Feb 13, 2023 | Generics

The prices pharmacists and dispensing doctors pay for antibiotics have risen in recent months amidst shortages and concessions. The product which rose the most between Jan 2022 and Jan 2023 was Co-Amoxiclav Tabs 500mg/125mg 21 which rose from an average price of £1.39 in Jan 2022 to £8.50 in Jan 2023, an increase of 512%.

Co-Amoxiclav Tabs 500mg/125mg 21 has been granted concessions by the DHSC three times in the last 20 years, in 2014, 2018 and now. There were 52 months between the first and second concessions, and 47 between the second and third. This therefore suggests a four year repeating pattern of high prices and concessions. These patterns, which are seen in many generic products, are controlled by competition driving prices down to unprofitable levels. Some manufacturers then withdraw, stock in the market is depleted by dispensing, and prices rise again. Then new stock arrives in the market as it is once again profitable.

The low prices which triggered these price rises were £2.16 in 2013, £1.38 in 2017 and £1.35 in 2022, suggesting that the manufacturing cost declined between 2013 and 2017, but stabilised in the 2017 to 2022 period.

Additional to the three price peaks mentioned above there were price peaks in 2006 and 2012. The gap between these two is five and a half years, and the gap between the peaks in 2012 and 2013 is just 21 months. These price peaks probably relate to the declining cost of manufacturing this product and the time it took competition to push the price down to unprofitable levels. The unprofitable prices which triggered the 2006 and 2012 peaks were £4.75 and £3.69.

Putting all these unprofitable prices together produces a smooth graph, suggesting that unprofitability, shortages and concessions are mathematically controlled and may be predictable. If the four year pattern holds true, then the next shortage, price rise and concession can be expected in 2026, but it will depends on how long the UK’s highly competitive generic market takes to drive prices down again.

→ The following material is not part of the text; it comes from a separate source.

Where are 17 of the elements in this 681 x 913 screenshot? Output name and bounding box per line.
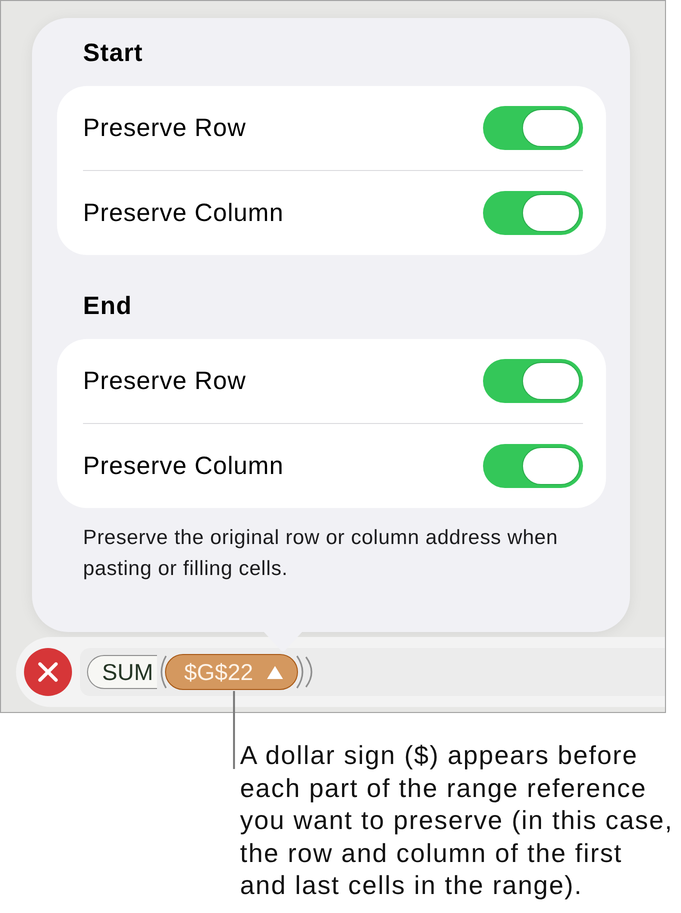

Products which repeatedly suffer shortages and have concessions granted are typically in category M and tend to have low reimbursement prices. This means there’s not much profit in these products for pharmacists, suppliers or manufacturers. We believe that it is these low tariff prices which drive the shortages and the concessions. Products with higher reimbursement prices (ie categories A and C) do not typically need to have concessions as there is sufficient profit for all supply chain actors.